This dataset collection includes subsets derived from public datasets:
- **MNIST** – in the public domain and freely available [here](http://yann.lecun.com/exdb/mnist/)
- **Fashion-MNIST** – distributed under the [MIT License](https://github.com/zalandoresearch/fashion-mnist)

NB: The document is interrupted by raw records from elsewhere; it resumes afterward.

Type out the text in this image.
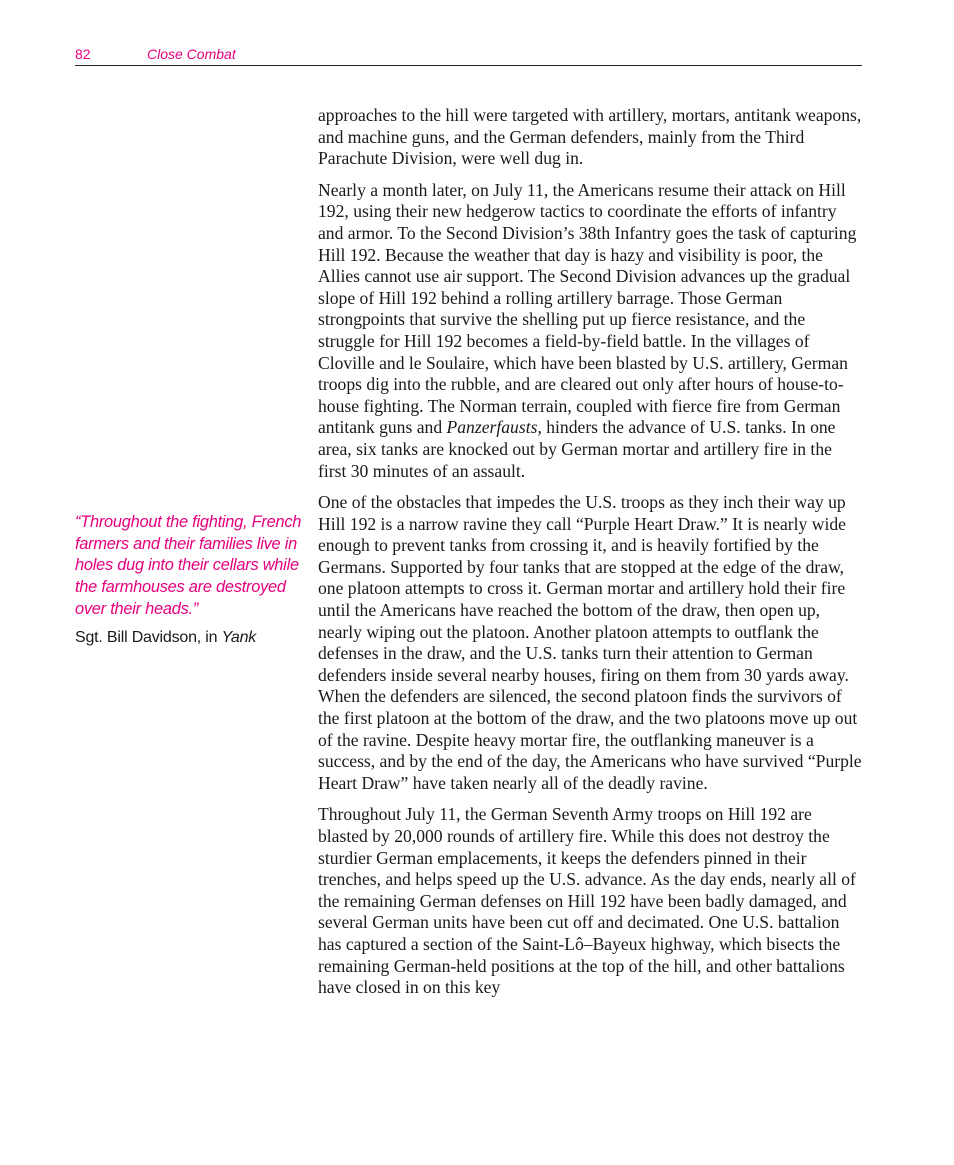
82	Close Combat

“Throughout the fighting, French farmers and their families live in holes dug into their cellars while the farmhouses are destroyed over their heads.”

Sgt. Bill Davidson, in Yank

approaches to the hill were targeted with artillery, mortars, antitank weapons, and machine guns, and the German defenders, mainly from the Third Parachute Division, were well dug in.

Nearly a month later, on July 11, the Americans resume their attack on Hill 192, using their new hedgerow tactics to coordinate the efforts of infantry and armor. To the Second Division’s 38th Infantry goes the task of capturing Hill 192. Because the weather that day is hazy and visibility is poor, the Allies cannot use air support. The Second Division advances up the gradual slope of Hill 192 behind a rolling artillery barrage. Those German strongpoints that survive the shelling put up fierce resistance, and the struggle for Hill 192 becomes a field-by-field battle. In the villages of Cloville and le Soulaire, which have been blasted by U.S. artillery, German troops dig into the rubble, and are cleared out only after hours of house-to-house fighting. The Norman terrain, coupled with fierce fire from German antitank guns and Panzerfausts, hinders the advance of U.S. tanks. In one area, six tanks are knocked out by German mortar and artillery fire in the first 30 minutes of an assault.

One of the obstacles that impedes the U.S. troops as they inch their way up Hill 192 is a narrow ravine they call “Purple Heart Draw.” It is nearly wide enough to prevent tanks from crossing it, and is heavily fortified by the Germans. Supported by four tanks that are stopped at the edge of the draw, one platoon attempts to cross it. German mortar and artillery hold their fire until the Americans have reached the bottom of the draw, then open up, nearly wiping out the platoon. Another platoon attempts to outflank the defenses in the draw, and the U.S. tanks turn their attention to German defenders inside several nearby houses, firing on them from 30 yards away. When the defenders are silenced, the second platoon finds the survivors of the first platoon at the bottom of the draw, and the two platoons move up out of the ravine. Despite heavy mortar fire, the outflanking maneuver is a success, and by the end of the day, the Americans who have survived “Purple Heart Draw” have taken nearly all of the deadly ravine.

Throughout July 11, the German Seventh Army troops on Hill 192 are blasted by 20,000 rounds of artillery fire. While this does not destroy the sturdier German emplacements, it keeps the defenders pinned in their trenches, and helps speed up the U.S. advance. As the day ends, nearly all of the remaining German defenses on Hill 192 have been badly damaged, and several German units have been cut off and decimated. One U.S. battalion has captured a section of the Saint-Lô–Bayeux highway, which bisects the remaining German-held positions at the top of the hill, and other battalions have closed in on this key
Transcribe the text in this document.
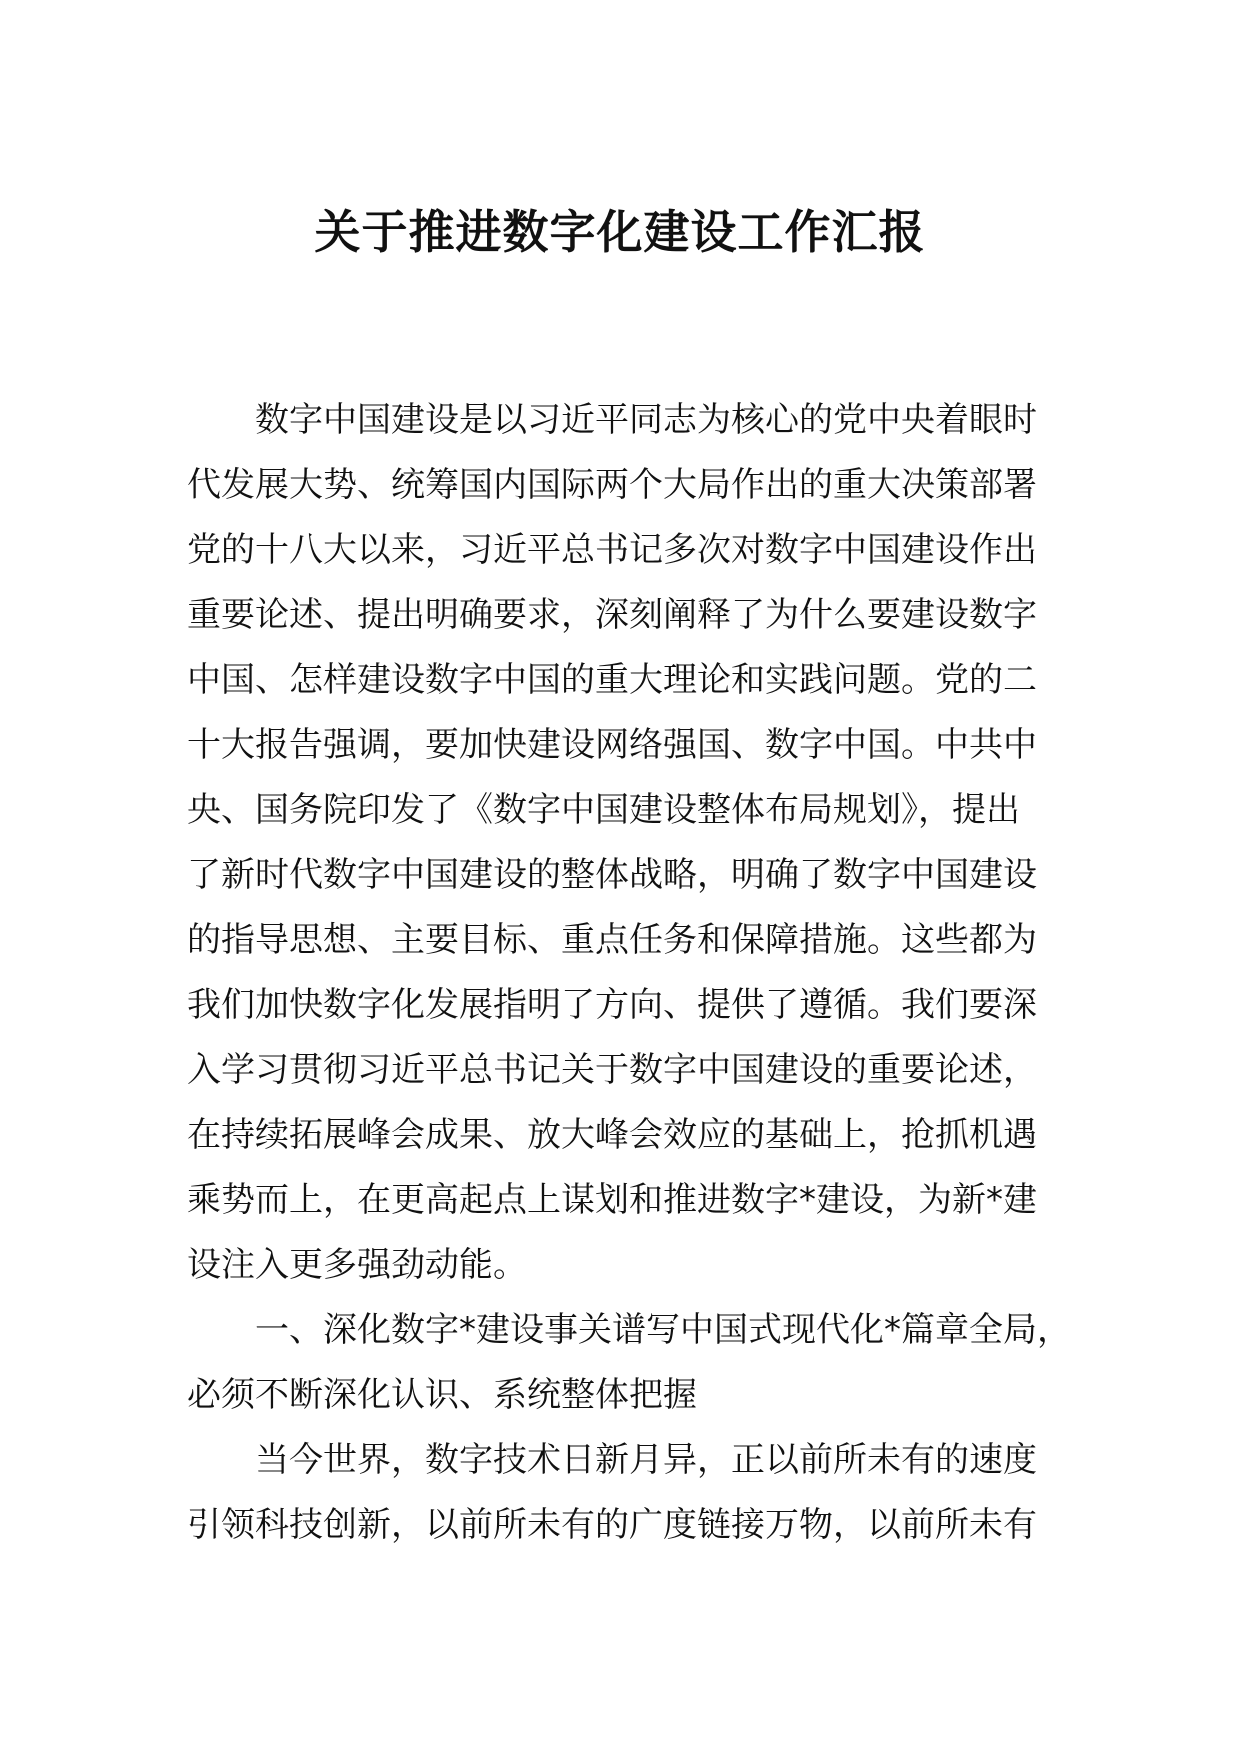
关于推进数字化建设工作汇报

数字中国建设是以习近平同志为核心的党中央着眼时

代发展大势、统筹国内国际两个大局作出的重大决策部署

党的十八大以来，习近平总书记多次对数字中国建设作出

重要论述、提出明确要求，深刻阐释了为什么要建设数字

中国、怎样建设数字中国的重大理论和实践问题。党的二

十大报告强调，要加快建设网络强国、数字中国。中共中

央、国务院印发了《数字中国建设整体布局规划》，提出

了新时代数字中国建设的整体战略，明确了数字中国建设

的指导思想、主要目标、重点任务和保障措施。这些都为

我们加快数字化发展指明了方向、提供了遵循。我们要深

入学习贯彻习近平总书记关于数字中国建设的重要论述，

在持续拓展峰会成果、放大峰会效应的基础上，抢抓机遇

乘势而上，在更高起点上谋划和推进数字*建设，为新*建

设注入更多强劲动能。

一、深化数字*建设事关谱写中国式现代化*篇章全局，

必须不断深化认识、系统整体把握

当今世界，数字技术日新月异，正以前所未有的速度

引领科技创新，以前所未有的广度链接万物，以前所未有
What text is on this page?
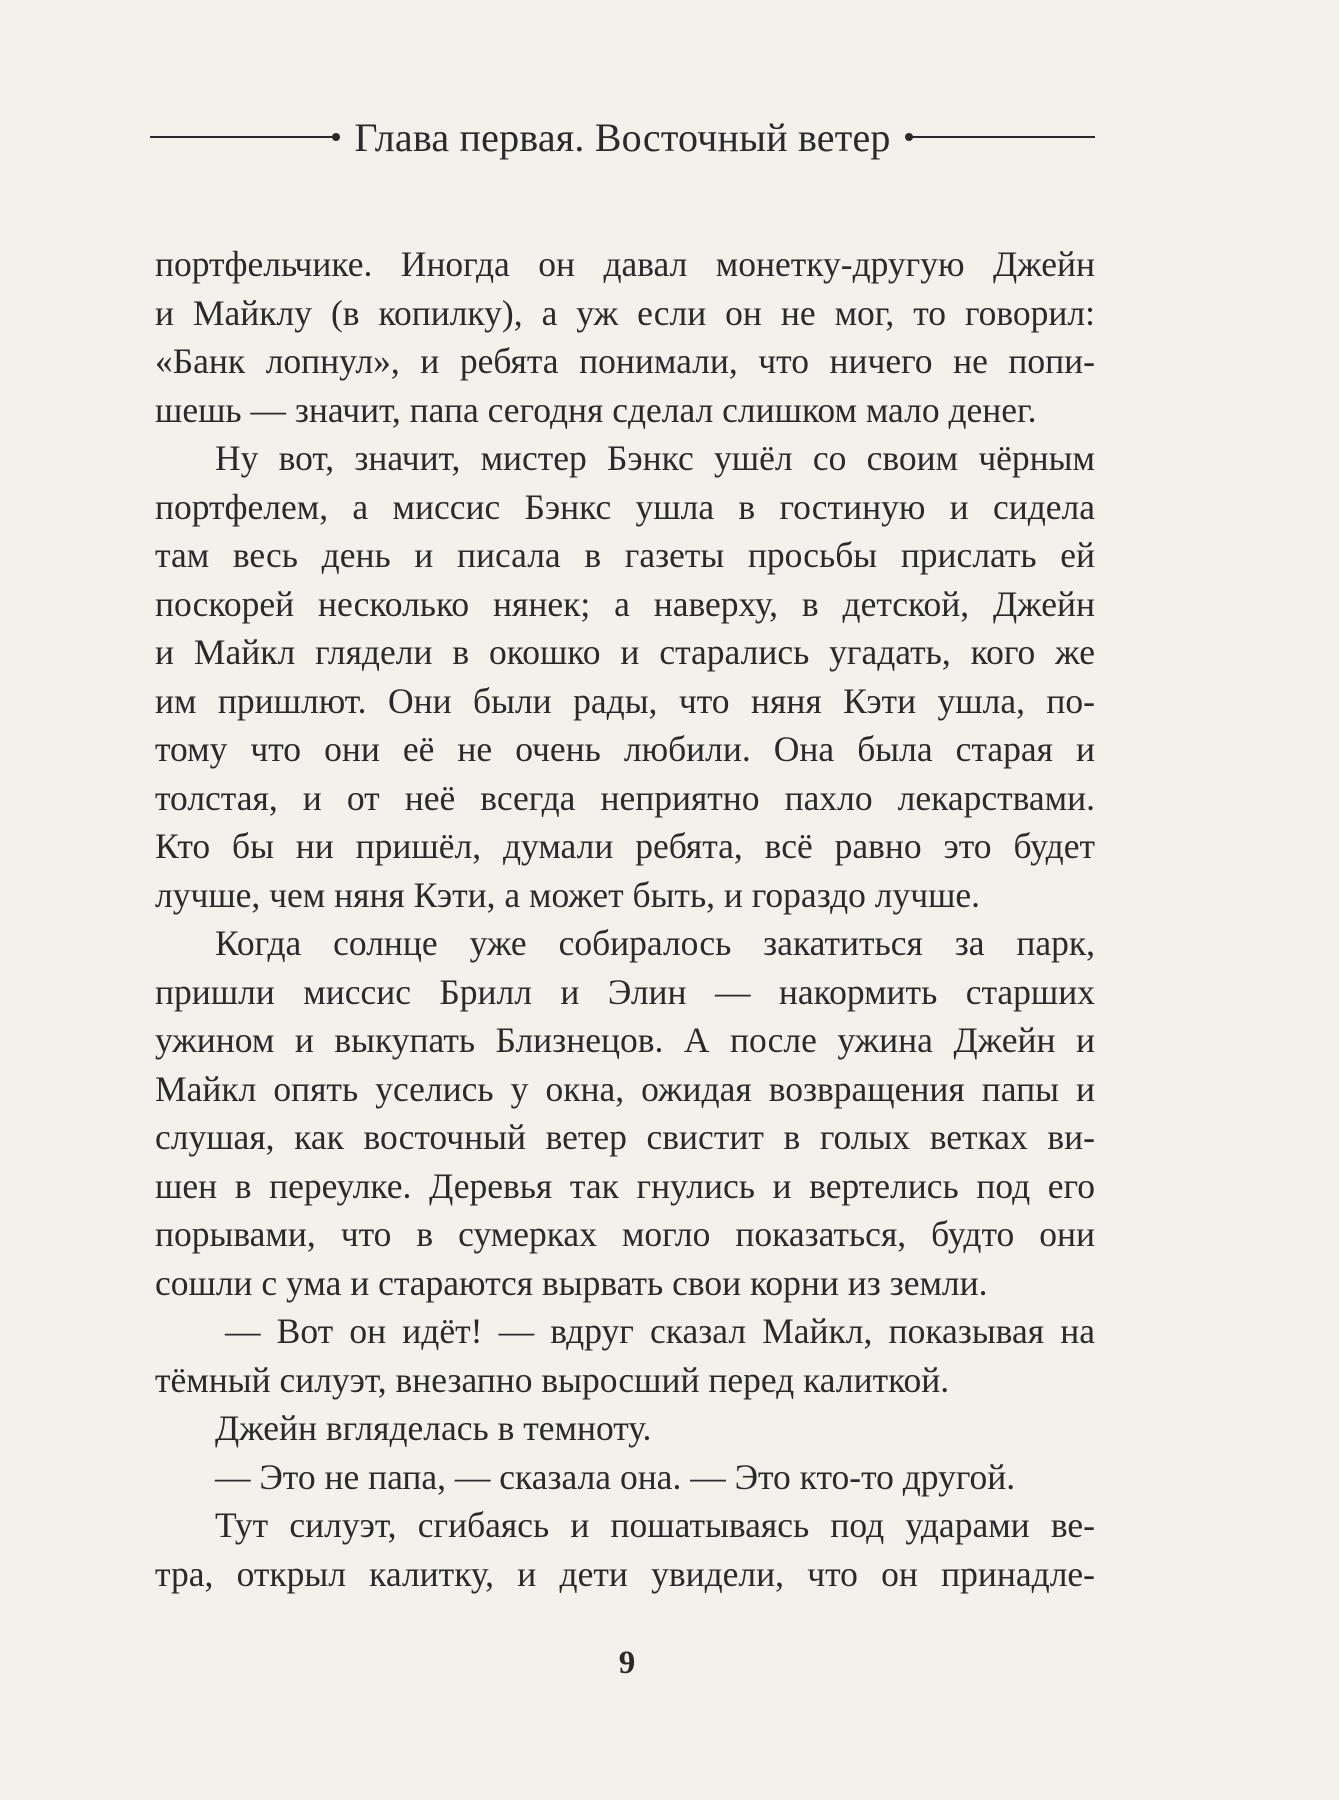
Глава первая. Восточный ветер
портфельчике. Иногда он давал монетку-другую Джейн
и Майклу (в копилку), а уж если он не мог, то говорил:
«Банк лопнул», и ребята понимали, что ничего не попи-
шешь — значит, папа сегодня сделал слишком мало денег.
Ну вот, значит, мистер Бэнкс ушёл со своим чёрным
портфелем, а миссис Бэнкс ушла в гостиную и сидела
там весь день и писала в газеты просьбы прислать ей
поскорей несколько нянек; а наверху, в детской, Джейн
и Майкл глядели в окошко и старались угадать, кого же
им пришлют. Они были рады, что няня Кэти ушла, по-
тому что они её не очень любили. Она была старая и
толстая, и от неё всегда неприятно пахло лекарствами.
Кто бы ни пришёл, думали ребята, всё равно это будет
лучше, чем няня Кэти, а может быть, и гораздо лучше.
Когда солнце уже собиралось закатиться за парк,
пришли миссис Брилл и Элин — накормить старших
ужином и выкупать Близнецов. А после ужина Джейн и
Майкл опять уселись у окна, ожидая возвращения папы и
слушая, как восточный ветер свистит в голых ветках ви-
шен в переулке. Деревья так гнулись и вертелись под его
порывами, что в сумерках могло показаться, будто они
сошли с ума и стараются вырвать свои корни из земли.
— Вот он идёт! — вдруг сказал Майкл, показывая на
тёмный силуэт, внезапно выросший перед калиткой.
Джейн вгляделась в темноту.
— Это не папа, — сказала она. — Это кто-то другой.
Тут силуэт, сгибаясь и пошатываясь под ударами ве-
тра, открыл калитку, и дети увидели, что он принадле-
9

We confirm that only subsets of these datasets are included (images and embeddings), and they are redistributed in accordance with their respective licenses. This repository is intended for non-commercial academic use.
---
## Repository Structure
Datasets are stored in `.csv` format and organized into folders named according to the embedding configuration:
```
<model_name>_<embedding_dim>/
├── train.csv # Training set with embeddings and labels
└── test.csv # Testing set with embeddings and labels
```
### Example Folders:
- `efficientnet_1536/`
- `vit_b_16_512/`
- `vit_l_14@336px_768/`
---
## Loading Datasets
Example code to load and preview a dataset:
```python
import pandas as pd
df = pd.read_csv("vit_b_16_512/train.csv")
X = df.iloc[:, :-1].values # Embedding features
y = df.iloc[:, -1].values # Class labels
```
---
## Citation
If you use this dataset collection, please cite:
```bibtex
@misc{cajas_quantumve_2025,
author = {Sebastián Andrés Cajas Ordóñez, Luis Torres, Mario Bifulco, Carlos Duran, Cristian Bosch, Ricardo Simon Carbajo},
title = {Embedding-Aware Quantum-Classical SVMs for Scalable Quantum Machine Learning},
year = {2025},
url = {https://github.com/sebasmos/QuantumVE},
note = {GitHub repository},
version = {v1.0},
howpublished = {\url{https://github.com/sebasmos/QuantumVE}},
```
---
## License
QuantumVE is free and open source, released under the MIT License.
---
## Contact & Contributions
This dataset collection is maintained as part of the QuantumVE project.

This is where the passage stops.